Giftschlangen setzen ihre Giftstoffe zur Jagd und Verteidigung ein

Texas-Klapperschlange

Die Texas-Klapperschlange ist neben der Diamant-Klapperschlange eine der größten Klapperschlangenarten.

Giftschlangen in Amerika

Unter den Giftschlangen sind die Klapperschlangen ganz bekannte Arten. Die Klapper oder Rassel besteht aus einer Anzahl bis zu 21 von übereinander greifenden, abgeflachten Hornkörpern am Schwanzende. Das Klappern entsteht dadurch, dass bei der Häutung der Haut von der Endschuppe nicht abgestreift werden kann. Die Anzahl der Klapperringe gibt somit die Zahl der stattgefundenen Häutungen an, aber nicht die der Lebensjahre.

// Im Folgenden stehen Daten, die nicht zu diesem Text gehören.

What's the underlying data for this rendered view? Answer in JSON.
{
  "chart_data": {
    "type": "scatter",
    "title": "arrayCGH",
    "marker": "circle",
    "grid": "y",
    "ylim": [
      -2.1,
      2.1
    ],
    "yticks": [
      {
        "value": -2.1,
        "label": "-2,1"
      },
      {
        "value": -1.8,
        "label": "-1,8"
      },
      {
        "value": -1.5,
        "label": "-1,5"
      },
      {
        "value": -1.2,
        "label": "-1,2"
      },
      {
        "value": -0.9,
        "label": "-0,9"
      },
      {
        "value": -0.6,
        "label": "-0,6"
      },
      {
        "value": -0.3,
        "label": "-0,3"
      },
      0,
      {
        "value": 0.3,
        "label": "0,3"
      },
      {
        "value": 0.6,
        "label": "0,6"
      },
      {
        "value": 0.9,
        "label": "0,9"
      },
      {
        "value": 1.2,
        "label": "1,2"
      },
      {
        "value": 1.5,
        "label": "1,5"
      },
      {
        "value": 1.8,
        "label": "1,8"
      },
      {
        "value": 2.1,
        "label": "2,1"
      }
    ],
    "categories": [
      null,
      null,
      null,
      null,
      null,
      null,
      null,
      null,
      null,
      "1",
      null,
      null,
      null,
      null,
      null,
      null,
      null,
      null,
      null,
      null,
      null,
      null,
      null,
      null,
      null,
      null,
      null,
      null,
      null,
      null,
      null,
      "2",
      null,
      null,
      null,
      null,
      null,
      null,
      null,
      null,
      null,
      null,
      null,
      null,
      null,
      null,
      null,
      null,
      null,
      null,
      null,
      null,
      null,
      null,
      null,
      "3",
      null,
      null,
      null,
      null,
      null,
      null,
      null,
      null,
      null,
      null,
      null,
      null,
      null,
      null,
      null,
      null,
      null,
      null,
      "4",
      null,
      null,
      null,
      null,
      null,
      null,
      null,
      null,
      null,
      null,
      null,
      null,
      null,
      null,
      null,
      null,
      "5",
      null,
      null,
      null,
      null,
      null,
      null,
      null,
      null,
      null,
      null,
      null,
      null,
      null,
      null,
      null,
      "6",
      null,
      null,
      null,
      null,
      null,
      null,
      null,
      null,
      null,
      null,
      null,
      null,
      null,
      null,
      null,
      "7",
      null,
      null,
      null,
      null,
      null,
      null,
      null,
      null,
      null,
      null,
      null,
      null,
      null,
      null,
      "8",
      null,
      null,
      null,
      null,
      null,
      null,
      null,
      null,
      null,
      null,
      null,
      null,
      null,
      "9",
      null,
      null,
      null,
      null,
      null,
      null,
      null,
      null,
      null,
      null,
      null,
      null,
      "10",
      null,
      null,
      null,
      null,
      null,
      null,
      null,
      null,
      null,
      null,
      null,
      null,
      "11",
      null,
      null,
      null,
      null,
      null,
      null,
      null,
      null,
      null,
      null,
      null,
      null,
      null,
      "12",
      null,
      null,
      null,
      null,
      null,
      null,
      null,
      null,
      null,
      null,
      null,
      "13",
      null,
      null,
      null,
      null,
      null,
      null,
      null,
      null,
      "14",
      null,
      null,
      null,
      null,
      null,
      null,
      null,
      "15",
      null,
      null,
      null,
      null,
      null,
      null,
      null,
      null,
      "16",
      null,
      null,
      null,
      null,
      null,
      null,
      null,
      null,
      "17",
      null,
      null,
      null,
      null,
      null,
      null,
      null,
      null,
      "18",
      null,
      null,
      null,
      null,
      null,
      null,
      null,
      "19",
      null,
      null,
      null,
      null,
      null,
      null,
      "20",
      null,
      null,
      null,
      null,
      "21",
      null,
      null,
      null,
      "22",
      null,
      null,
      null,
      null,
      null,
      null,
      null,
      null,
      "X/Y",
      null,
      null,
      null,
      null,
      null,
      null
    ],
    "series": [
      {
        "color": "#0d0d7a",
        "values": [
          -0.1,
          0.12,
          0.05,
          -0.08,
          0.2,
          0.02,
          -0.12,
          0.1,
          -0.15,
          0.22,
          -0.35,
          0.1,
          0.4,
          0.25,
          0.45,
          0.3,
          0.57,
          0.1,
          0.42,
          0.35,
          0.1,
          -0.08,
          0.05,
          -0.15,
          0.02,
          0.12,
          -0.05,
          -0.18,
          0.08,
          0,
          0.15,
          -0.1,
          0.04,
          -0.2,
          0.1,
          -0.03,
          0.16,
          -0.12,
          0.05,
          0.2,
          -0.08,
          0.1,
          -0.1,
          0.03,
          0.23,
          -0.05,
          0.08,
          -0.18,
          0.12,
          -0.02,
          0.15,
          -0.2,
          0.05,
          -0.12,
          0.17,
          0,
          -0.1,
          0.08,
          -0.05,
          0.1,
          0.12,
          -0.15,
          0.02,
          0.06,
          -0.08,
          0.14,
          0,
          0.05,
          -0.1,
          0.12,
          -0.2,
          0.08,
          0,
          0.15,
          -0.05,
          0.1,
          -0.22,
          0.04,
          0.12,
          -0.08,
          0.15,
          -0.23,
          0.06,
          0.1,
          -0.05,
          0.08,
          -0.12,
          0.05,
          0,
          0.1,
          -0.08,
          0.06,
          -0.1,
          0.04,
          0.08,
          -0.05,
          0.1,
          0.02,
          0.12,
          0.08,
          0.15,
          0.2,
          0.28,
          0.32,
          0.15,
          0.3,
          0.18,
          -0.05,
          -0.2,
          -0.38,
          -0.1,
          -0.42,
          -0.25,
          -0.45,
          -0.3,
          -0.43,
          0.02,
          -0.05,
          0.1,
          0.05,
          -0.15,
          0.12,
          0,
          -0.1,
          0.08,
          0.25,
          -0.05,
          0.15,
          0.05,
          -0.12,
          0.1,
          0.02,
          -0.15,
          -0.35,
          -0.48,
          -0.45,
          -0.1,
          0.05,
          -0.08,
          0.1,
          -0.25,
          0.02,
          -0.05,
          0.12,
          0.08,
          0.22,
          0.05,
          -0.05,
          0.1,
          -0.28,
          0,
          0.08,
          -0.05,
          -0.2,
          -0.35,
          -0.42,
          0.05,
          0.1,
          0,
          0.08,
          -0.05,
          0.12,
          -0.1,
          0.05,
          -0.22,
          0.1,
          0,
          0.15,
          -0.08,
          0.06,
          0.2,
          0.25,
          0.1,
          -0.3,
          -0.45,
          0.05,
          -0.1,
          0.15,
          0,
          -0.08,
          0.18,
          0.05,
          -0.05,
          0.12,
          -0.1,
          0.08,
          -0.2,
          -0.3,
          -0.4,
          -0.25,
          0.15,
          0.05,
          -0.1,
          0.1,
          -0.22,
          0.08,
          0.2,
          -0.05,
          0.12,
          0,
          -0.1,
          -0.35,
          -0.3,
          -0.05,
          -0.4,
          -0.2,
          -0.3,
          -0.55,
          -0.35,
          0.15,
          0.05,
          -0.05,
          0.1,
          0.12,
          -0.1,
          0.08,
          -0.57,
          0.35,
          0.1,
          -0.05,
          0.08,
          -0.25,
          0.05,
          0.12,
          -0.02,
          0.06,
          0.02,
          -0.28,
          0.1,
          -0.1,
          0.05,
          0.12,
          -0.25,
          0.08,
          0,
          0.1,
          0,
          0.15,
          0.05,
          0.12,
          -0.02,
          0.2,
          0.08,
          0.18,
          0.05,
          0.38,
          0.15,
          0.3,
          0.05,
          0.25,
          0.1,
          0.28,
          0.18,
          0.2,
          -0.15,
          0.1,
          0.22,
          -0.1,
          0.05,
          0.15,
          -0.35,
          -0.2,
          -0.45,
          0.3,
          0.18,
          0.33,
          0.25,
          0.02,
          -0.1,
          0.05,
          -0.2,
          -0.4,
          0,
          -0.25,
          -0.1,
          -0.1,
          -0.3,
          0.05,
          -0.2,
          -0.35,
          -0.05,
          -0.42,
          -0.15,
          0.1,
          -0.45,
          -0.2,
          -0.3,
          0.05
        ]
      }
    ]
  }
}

Wie bei vielen Schlangen, vibriert auch bei den Klapperschlangen der in der Erregung aufgerichtete Schwanz. Dabei entsteht ein rasselndes Geräusch, das der Größe des Tieres entsprechend bis zu Entfernungen von 30 Meter hörbar macht. Dadurch werden größere Tiere in ihrer Umgebung verscheucht.

Die Klapperschlangen sind gefährliche Giftschlangen, die nur in der Fauna Amerikas vorkommen. Am häufigsten wird die Wald-Klapperschlange (Crotalus horridus) angetroffen. Die Giftschlange ist im Osten der Vereinigten Staaten von Vermont bis Florida verbreitet. Ihre Aufenthaltsorte sind sonnige Böschungen in Wassernähe. Im Verhalten ist die Schlange ein träges oder flinkes Tier, das gern in die Wohnhöhlen kleiner Säugtiere reinschlüpft. Die Färbung der Männchen ist samtschwarz, die der Weibchen schwefelgelb mit dunklen Querbändern.

Die Diamant-Klapperschlange ist die gefährlichste Art

Diamant-Klapperschlange

Diamant-Klapperschlange

Die größte und gefährlichste der nordamerikanischen Schlangenarten ist die Diamant-Klapperschlange (Crotalus adamanteus), die fast 2,5 Meter lang wird. Auch die Texas-Klapperschlange (Crotalus atrox), die von Texas westlich bis California vorkommt, ist als Giftschlange sehr gefürchtet. Ebenso die Schauer-Klapperschlange (Crotalus durissus), die in Mexiko, Mittel- und Südamerika lebt. Ihren Bissen fällt viel Weidevieh zum Opfer. Sie alle suchen in der Nacht ihre Nahrung.

Weniger zu befürchten ist die Seitenwinder-Klapperschlange (Crotalus cerastes), deren Augenbrauenschildchen zu einem kurzen Horn ausgezogen sind. Sie wird höchstens 0,5 Meter lang. Ihre Klapper von 3 cm Länge verursacht nur ein leises Schwirren. Ihr Lebensraum sind wüstenartige Gebiete im westlichen Nordamerika. Sie wird auch Sidewinder genannt, denn wenn die Schlange sich rasch entfernt, bewegt sie sich seitlich fort. Dabei sind bei allen ihrer Bewegungsphasen immer nur Teile des Schlangenkörpers dem Sand aufliegend.

Die Brillenschlange ist eine gefährdete Art

Die asiatische Brillenschlange (Naja naja), die auch in Grassteppen vorkommt, hat sich auch im Süden des Kontinents verbreitet. Die Giftschlange ernährt sich von Kleinnagern und Fröschen. Die Nager jagt sie häufig in Wohngebieten und auf den Äckern, die Frösche in Reisfeldern. So kommt das Tier regelmäßig mit Menschen in Berührung, die wahrscheinlich deshalb von einer Brillenschlange öfter gebissen werden als von allen anderen Giftschlangen. Die Schlange ist jedoch keineswegs besonders angriffslustig.